State vets honoured for equine flu efforts

July 26, 2009

The state veterinarians of New South Wales and Queensland have been presented with the most prestigious award in the equine industry at a gala dinner in Coolum, Queensland.

Dr Bruce Christie, a veterinary officer with the NSW Department of Primary Industries for 22 years - the last seven as the state's chief vet - was honoured along with Queensland's top vet, Dr Ron Glanville, for their efforts during the 2007 equine influenza outbreak.

The pair were presented with the 2009 Equine Veterinarians Australia Award for services to the horse industry.

"I'm delighted to receive such an esteemed award, from my peers in the industry," Dr Christie said.

"This award is recognition of the hard work of the thousands of people who spent six months controlling the rapid spread of the disease, and the ongoing effects to the horse industry."

Equine Veterinarians Australia President Dr Jane Axon said the award is given to a person who has made a significant contribution to the equine industry.

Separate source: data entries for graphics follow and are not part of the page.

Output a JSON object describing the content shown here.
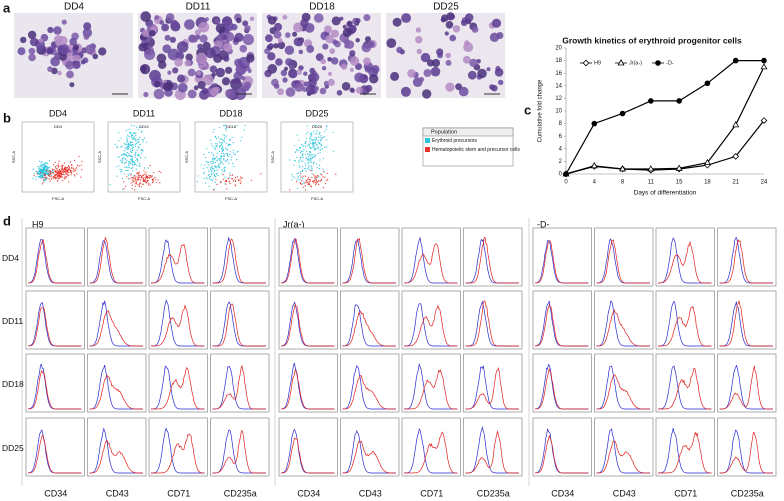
{
  "panel_a": {
    "label": "a",
    "titles": [
      "DD4",
      "DD11",
      "DD18",
      "DD25"
    ]
  },
  "panel_b": {
    "label": "b",
    "titles": [
      "DD4",
      "DD11",
      "DD18",
      "DD25"
    ],
    "x_label": "FSC-A",
    "y_label": "SSC-A",
    "legend": {
      "title": "Population",
      "items": [
        {
          "name": "Erythroid precursors",
          "color": "#2ec4dc"
        },
        {
          "name": "Hematopoietic stem and precursor cells",
          "color": "#e8342c"
        }
      ]
    }
  },
  "panel_c": {
    "label": "c"
  },
  "chart_data": {
    "type": "line",
    "title": "Growth kinetics of erythroid progenitor cells",
    "x_label": "Days of differentiation",
    "y_label": "Cumulative fold change",
    "categories": [
      "0",
      "4",
      "8",
      "11",
      "15",
      "18",
      "21",
      "24"
    ],
    "series": [
      {
        "name": "H9",
        "color": "#000000",
        "marker": "diamond",
        "filled": false,
        "values": [
          0,
          1.2,
          0.8,
          0.6,
          0.8,
          1.4,
          2.8,
          8.5
        ]
      },
      {
        "name": "Jr(a-)",
        "color": "#000000",
        "marker": "triangle",
        "filled": false,
        "values": [
          0,
          1.3,
          0.8,
          0.8,
          0.9,
          1.8,
          7.8,
          17
        ]
      },
      {
        "name": "-D-",
        "color": "#000000",
        "marker": "circle",
        "filled": true,
        "values": [
          0,
          8,
          9.6,
          11.6,
          11.6,
          14.4,
          18,
          18
        ]
      }
    ],
    "ylim": [
      0,
      20
    ],
    "yticks": [
      0,
      2,
      4,
      6,
      8,
      10,
      12,
      14,
      16,
      18,
      20
    ],
    "grid": false,
    "legend": "top"
  },
  "panel_d": {
    "label": "d",
    "groups": [
      "H9",
      "Jr(a-)",
      "-D-"
    ],
    "rows": [
      "DD4",
      "DD11",
      "DD18",
      "DD25"
    ],
    "markers": [
      "CD34",
      "CD43",
      "CD71",
      "CD235a"
    ]
  }
}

"One of the features of the Equine Veterinarians Australia conference is to honour those who have provided exceptional service to the horse industry," Dr Axon said.

"This year we are recognising Dr Christie, along with his Queensland counterpart Dr Ron Glanville, for their outstanding efforts during the equine influenza outbreak in New South Wales and Queensland in 2007.

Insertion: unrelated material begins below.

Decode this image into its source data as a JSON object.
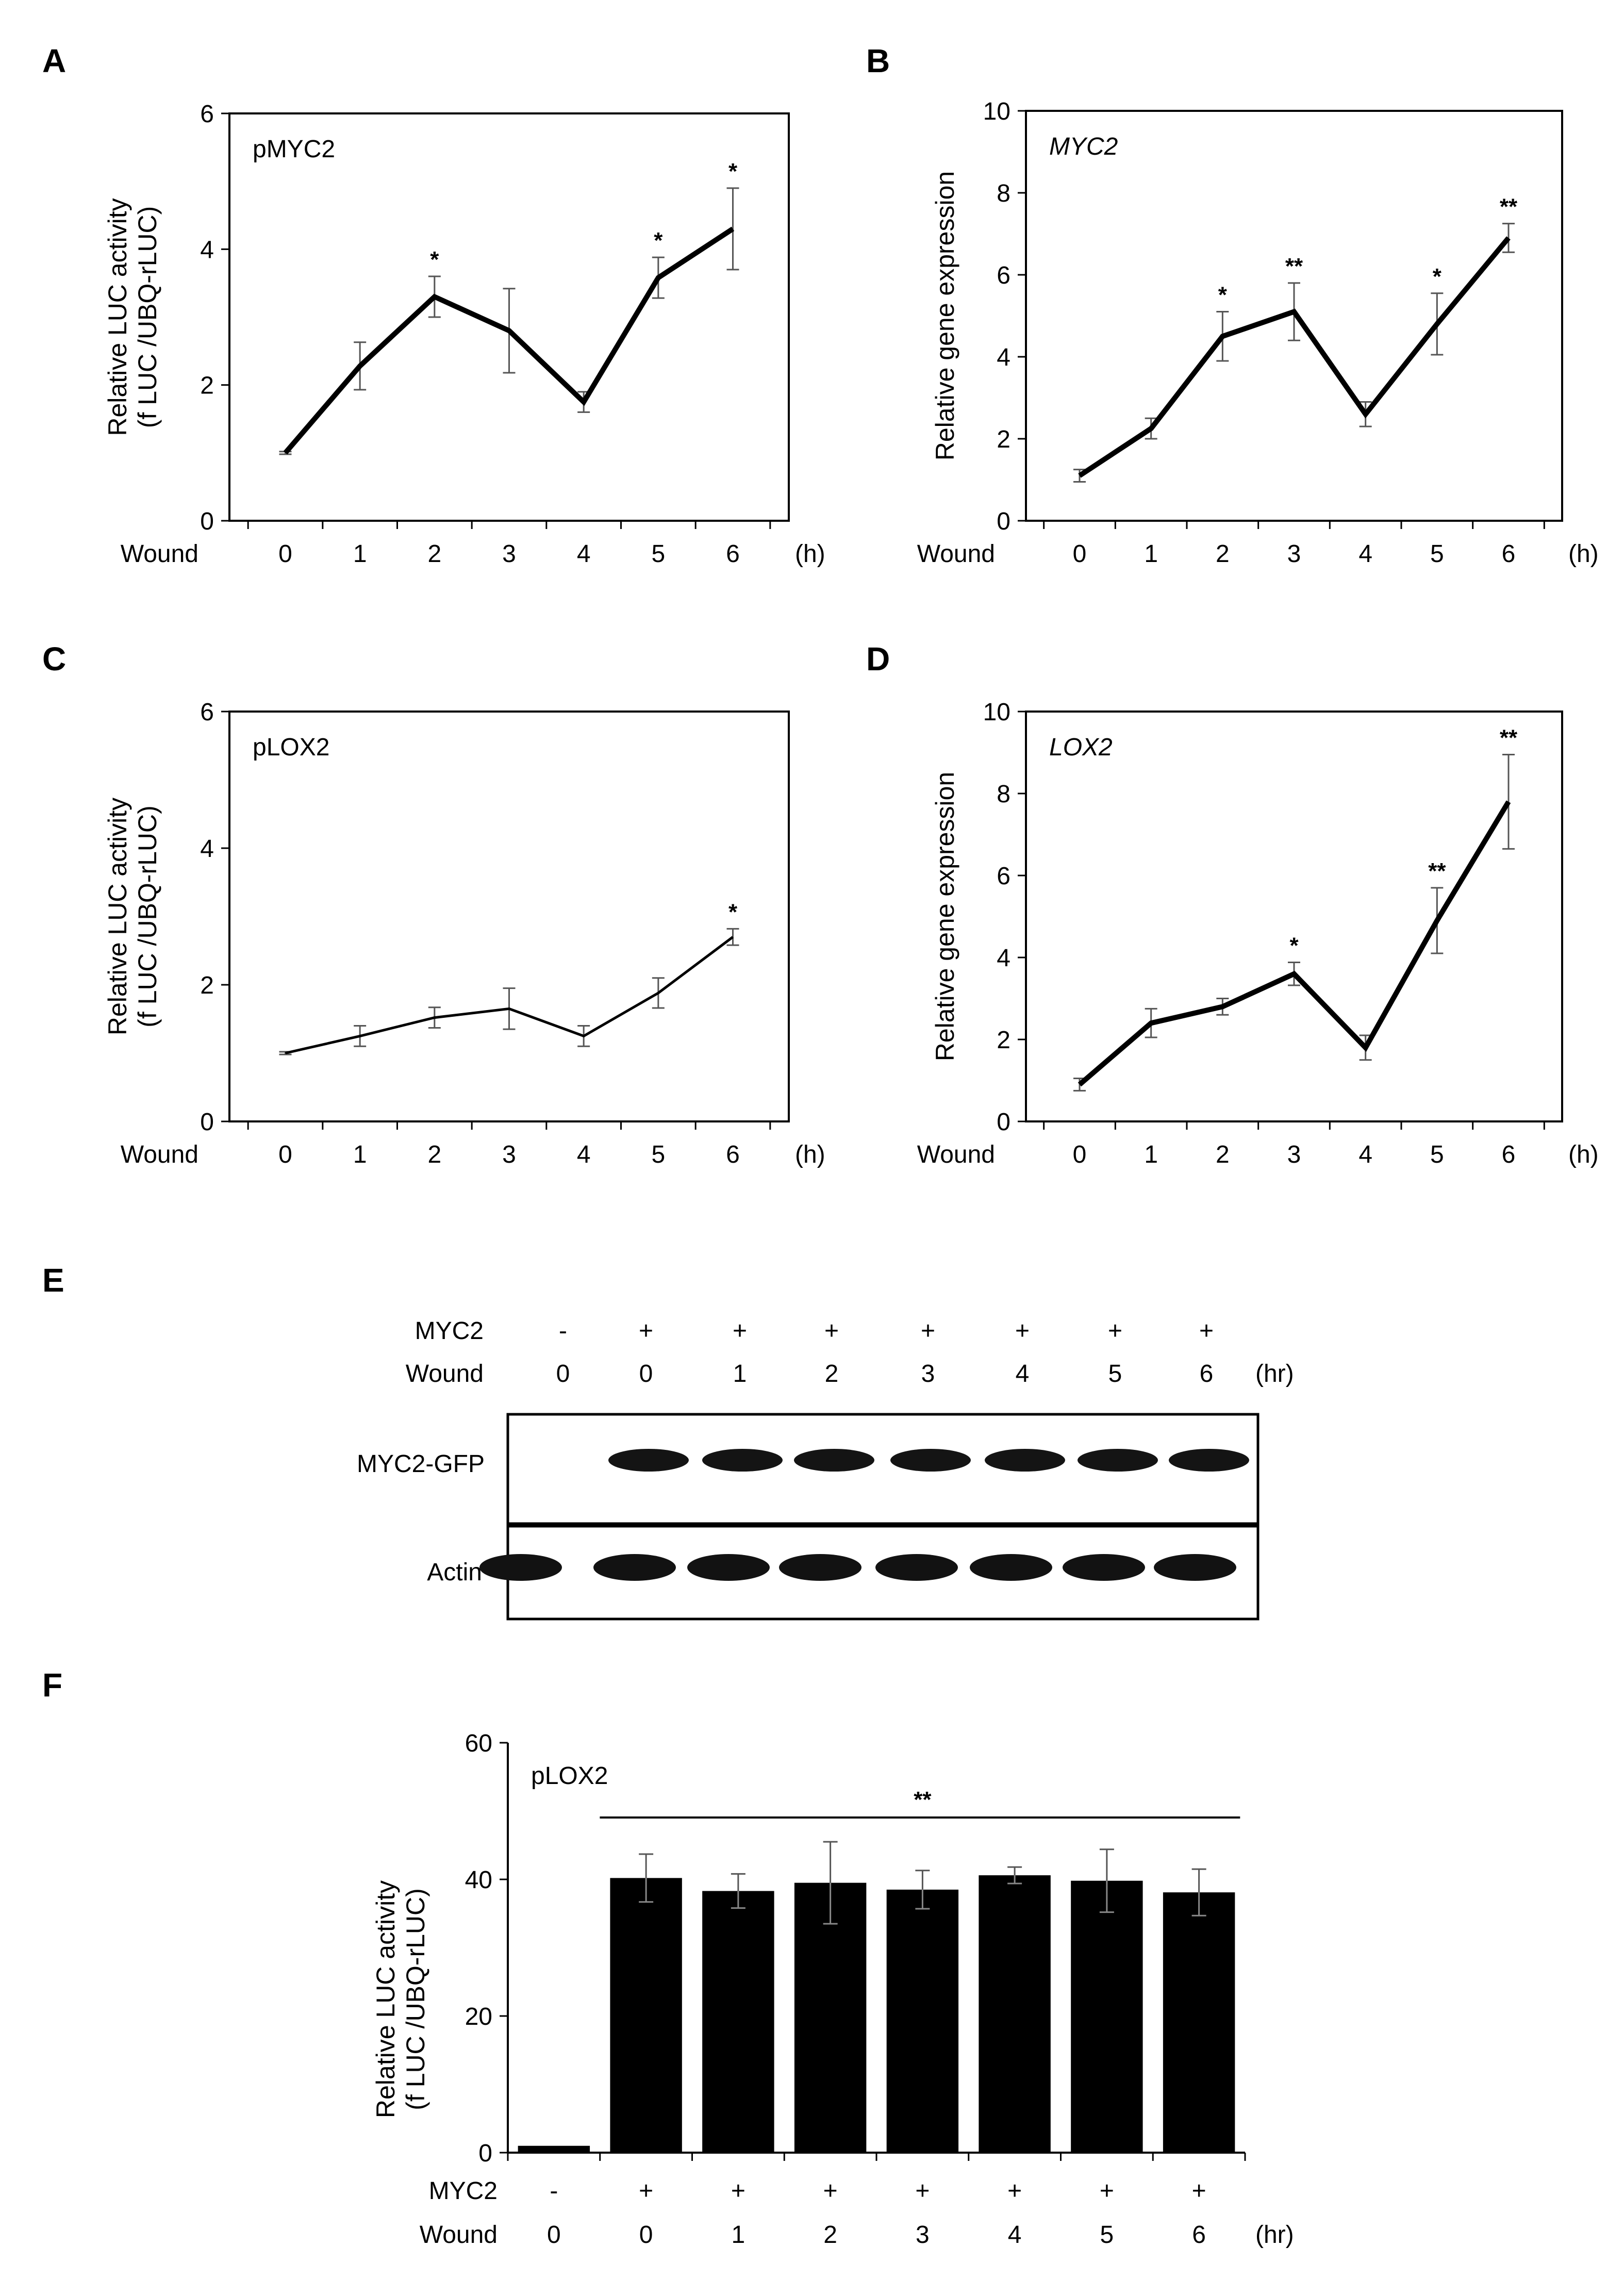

"It was through the work of Dr Christie, Dr Glanville and a host of others that equine influenza was successfully eradicated in Australia."

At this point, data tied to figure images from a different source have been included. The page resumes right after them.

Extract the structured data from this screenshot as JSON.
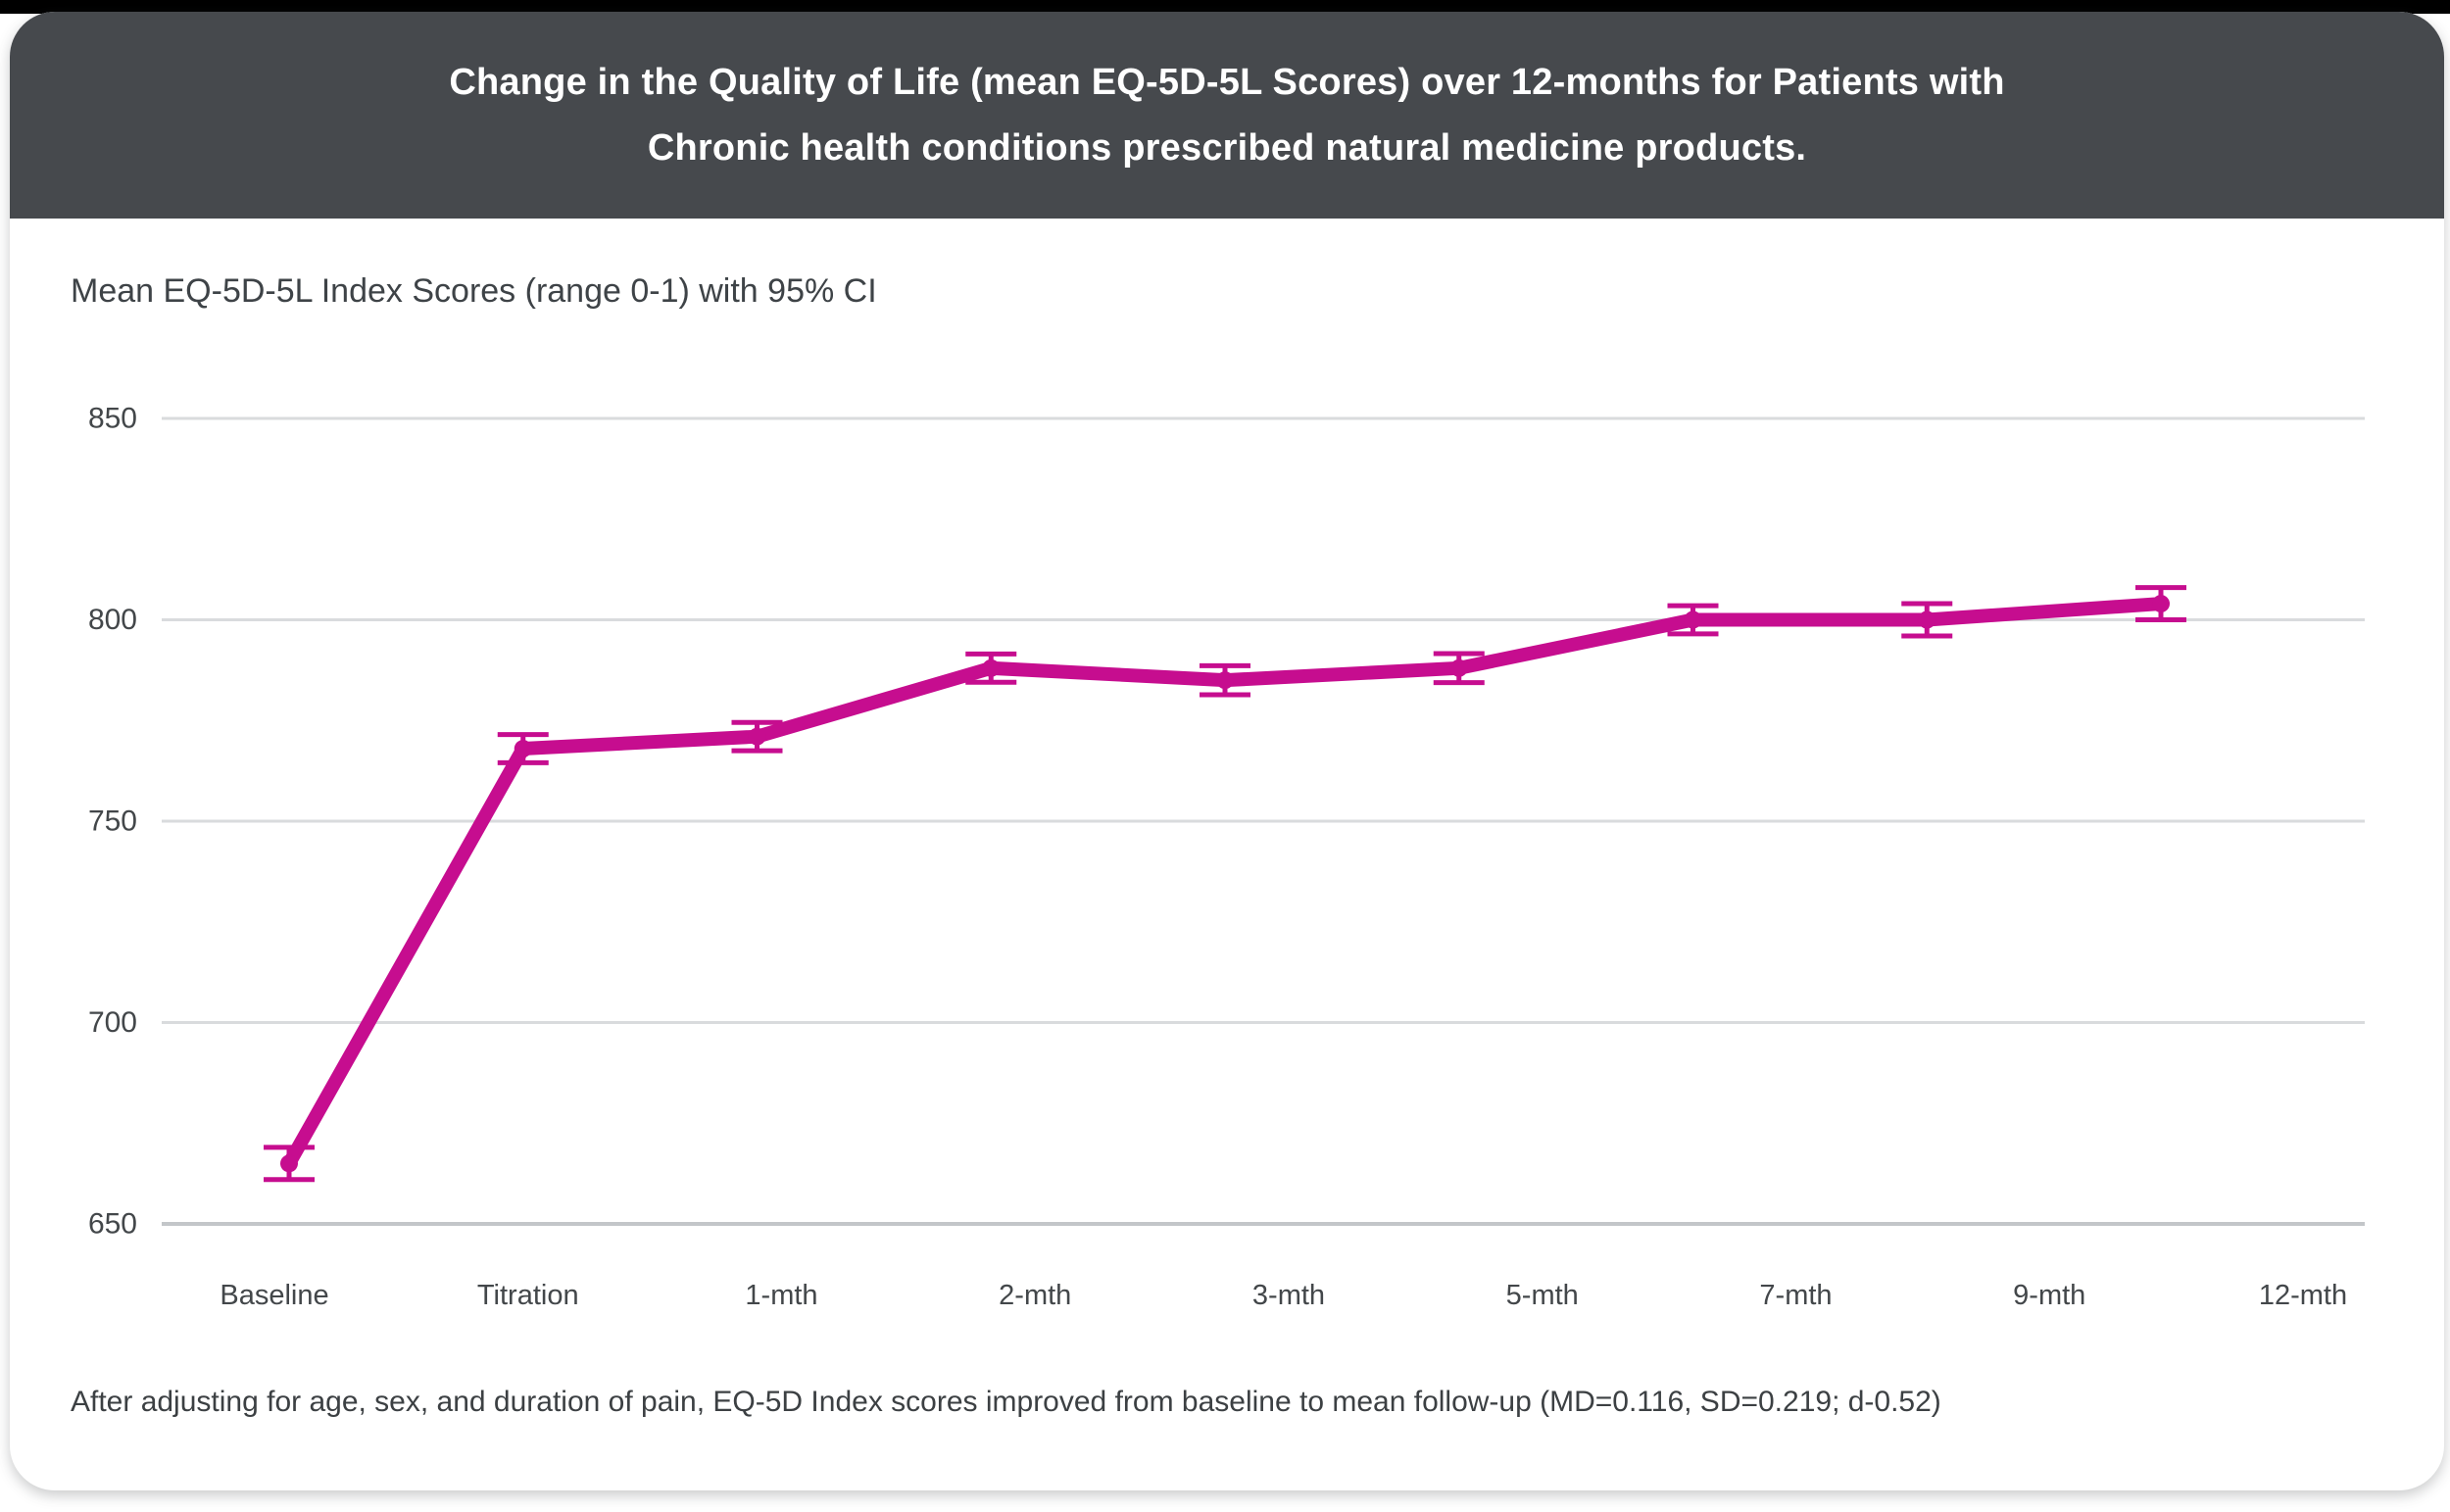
{
  "page": {
    "top_bar_color": "#000000"
  },
  "card": {
    "header": {
      "title_line1": "Change in the Quality of Life (mean EQ-5D-5L Scores) over 12-months for Patients with",
      "title_line2": "Chronic health conditions prescribed natural medicine products.",
      "bg_color": "#46494d",
      "text_color": "#ffffff"
    },
    "subtitle": "Mean EQ-5D-5L Index Scores (range 0-1) with 95% CI",
    "footnote": "After adjusting for age, sex, and duration of pain, EQ-5D Index scores improved from baseline to mean follow-up (MD=0.116, SD=0.219; d-0.52)"
  },
  "chart_data": {
    "type": "line",
    "title": "Change in the Quality of Life (mean EQ-5D-5L Scores) over 12-months for Patients with Chronic health conditions prescribed natural medicine products.",
    "subtitle": "Mean EQ-5D-5L Index Scores (range 0-1) with 95% CI",
    "categories": [
      "Baseline",
      "Titration",
      "1-mth",
      "2-mth",
      "3-mth",
      "5-mth",
      "7-mth",
      "9-mth",
      "12-mth"
    ],
    "series": [
      {
        "name": "Mean EQ-5D-5L Index Score",
        "values": [
          665,
          768,
          771,
          788,
          785,
          788,
          800,
          800,
          804
        ],
        "ci_halfwidths": [
          4,
          3.5,
          3.5,
          3.5,
          3.6,
          3.6,
          3.5,
          4,
          4
        ]
      }
    ],
    "error_bars": "95% CI",
    "yticks": [
      650,
      700,
      750,
      800,
      850
    ],
    "ylim": [
      650,
      850
    ],
    "grid": true,
    "legend_position": "none",
    "line_color": "#c60d8f",
    "gridline_color": "#d9dbdd",
    "axis_line_color": "#c3c6c9",
    "tick_label_color": "#43474a",
    "footnote": "After adjusting for age, sex, and duration of pain, EQ-5D Index scores improved from baseline to mean follow-up (MD=0.116, SD=0.219; d-0.52)"
  }
}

"The first outbreak of equine influenza in New South Wales was confirmed on August 25, 2007 and at the height of the outbreak there were more than 5800 infected properties and more than 200 new infected properties detected per day," Dr Christie said.

"New South Wales conducted a massive campaign on a scale never before seen in Australia, using the latest vaccine and laboratory testing technologies.

"The New South Wales Government spent more than $A50 million on its control and eradication campaign.

"More than 20 control and vaccination centres across New South Wales were established, while an EI workforce of about 2000 was enlisted.

"It was a remarkable effort to turn this disease around in such a short amount of time."

New South Wales was declared EI free in February 2008.

Equine Veterinarians Australia is a professional body representing more than 1000 equine veterinarians throughout Australia.